JANPIAの出資事業の推進を担うのが小崎亜依子氏である。慶應義塾大学総合政策学部卒、ピッツバーグ大学公共政策・国際関係大学院修士。2007年から日本総合研究所で企業のESG投資分析手法を開発。
2020〜2022年には金融庁のサステナブルファイナンス専門チームに参画。2024年からJANPIAに加わり、「インパクト・ファースト」な投資市場の創造をリードしてきた専門家だ。
小崎氏が語る「インパクト投資」とは、単なる資金供給ではなく、社会的成果を投資対象とする発想である。経済的リターンと並行して社会的・環境的リターンを測定し、数値化する。
これは、中長期的な視点で社会課題解決を狙う挑戦でもある。JANPIAが出資するや地方創生などを目指すインパクト・ファンドなどは、こうした理念を具体化する試みだ。
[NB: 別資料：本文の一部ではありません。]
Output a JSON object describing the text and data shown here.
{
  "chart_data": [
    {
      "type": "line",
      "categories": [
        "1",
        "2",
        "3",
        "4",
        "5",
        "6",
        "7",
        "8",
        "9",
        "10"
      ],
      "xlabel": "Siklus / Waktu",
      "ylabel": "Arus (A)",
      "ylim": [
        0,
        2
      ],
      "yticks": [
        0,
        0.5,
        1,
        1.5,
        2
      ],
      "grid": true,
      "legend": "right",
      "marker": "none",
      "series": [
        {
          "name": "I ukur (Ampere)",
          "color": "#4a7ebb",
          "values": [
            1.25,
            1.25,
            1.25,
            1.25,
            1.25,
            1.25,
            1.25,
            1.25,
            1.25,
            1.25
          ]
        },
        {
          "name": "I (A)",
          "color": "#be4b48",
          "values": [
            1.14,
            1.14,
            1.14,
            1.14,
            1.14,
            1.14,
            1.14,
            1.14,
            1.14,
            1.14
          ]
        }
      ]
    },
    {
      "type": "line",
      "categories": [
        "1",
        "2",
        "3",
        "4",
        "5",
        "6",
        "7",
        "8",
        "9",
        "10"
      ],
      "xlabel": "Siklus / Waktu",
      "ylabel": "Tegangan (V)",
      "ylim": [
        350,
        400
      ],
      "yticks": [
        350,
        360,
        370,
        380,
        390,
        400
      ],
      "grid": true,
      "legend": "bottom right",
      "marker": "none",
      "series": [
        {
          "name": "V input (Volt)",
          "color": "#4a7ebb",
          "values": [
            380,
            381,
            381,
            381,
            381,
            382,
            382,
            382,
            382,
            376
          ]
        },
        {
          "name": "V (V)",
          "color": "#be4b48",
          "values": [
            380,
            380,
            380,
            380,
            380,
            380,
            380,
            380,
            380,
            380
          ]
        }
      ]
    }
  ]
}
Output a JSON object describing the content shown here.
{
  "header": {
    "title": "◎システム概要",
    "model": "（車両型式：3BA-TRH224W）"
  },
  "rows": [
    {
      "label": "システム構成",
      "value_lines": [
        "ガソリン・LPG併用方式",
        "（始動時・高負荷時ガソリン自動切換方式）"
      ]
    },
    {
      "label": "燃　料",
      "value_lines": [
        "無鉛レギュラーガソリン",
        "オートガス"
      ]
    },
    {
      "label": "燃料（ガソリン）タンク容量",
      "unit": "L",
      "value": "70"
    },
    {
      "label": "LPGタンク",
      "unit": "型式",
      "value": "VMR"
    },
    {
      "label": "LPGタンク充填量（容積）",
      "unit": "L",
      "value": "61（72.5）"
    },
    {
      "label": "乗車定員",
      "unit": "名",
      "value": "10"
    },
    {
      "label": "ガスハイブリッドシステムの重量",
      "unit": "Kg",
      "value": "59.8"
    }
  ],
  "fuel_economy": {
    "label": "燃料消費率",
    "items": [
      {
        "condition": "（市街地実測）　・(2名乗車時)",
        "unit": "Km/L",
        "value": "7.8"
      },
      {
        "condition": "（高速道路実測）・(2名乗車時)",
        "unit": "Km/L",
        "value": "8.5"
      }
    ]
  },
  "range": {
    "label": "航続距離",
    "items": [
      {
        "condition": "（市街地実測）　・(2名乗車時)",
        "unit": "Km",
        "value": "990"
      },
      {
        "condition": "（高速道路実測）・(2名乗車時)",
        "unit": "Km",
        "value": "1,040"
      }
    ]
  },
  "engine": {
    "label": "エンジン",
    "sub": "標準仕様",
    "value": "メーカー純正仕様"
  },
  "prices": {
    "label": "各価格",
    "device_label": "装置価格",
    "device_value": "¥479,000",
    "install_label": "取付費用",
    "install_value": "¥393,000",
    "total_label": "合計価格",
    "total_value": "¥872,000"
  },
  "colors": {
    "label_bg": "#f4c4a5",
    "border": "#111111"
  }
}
筆者が特に注目したのは、彼女が掲げる「インパクト・マネジメント」という概念である。これは投資の成果を評価するだけでなく、プロセス全体を通して「社会的リターンを共通言語化する」手法であり、教育、福祉、環境、地域再生といった分野で確実に成果を上げつつある。
小崎氏は「地方には社会課題と同じ数だけの可能性がある。金融の力で課題を価値に変えることが、日本の再生につながる」と語った。
■制度と資金をつなぐ「人の力」
政策(内閣府)と金融(JANPIA)、その両輪が動き始めたいま、地方創生はもはや地域限定の施策ではない。制度と資金の間に「人」が介在し、現場の知恵と創造力を引き出すことで、ビヨンドSDGsの回路が立ち上がる。
SDGsを「共通言語」として鍵となるのは、制度設計と投資戦略を媒介する「人の力」と「コミュニティの力」、すなわち地域に生きる市民・企業・関連団体の主体性である。
制度が地方を支え、投資が地域を動かし、人が未来を変えていく。その三位一体の循環こそが、次の日本への道を切り開くと確信している。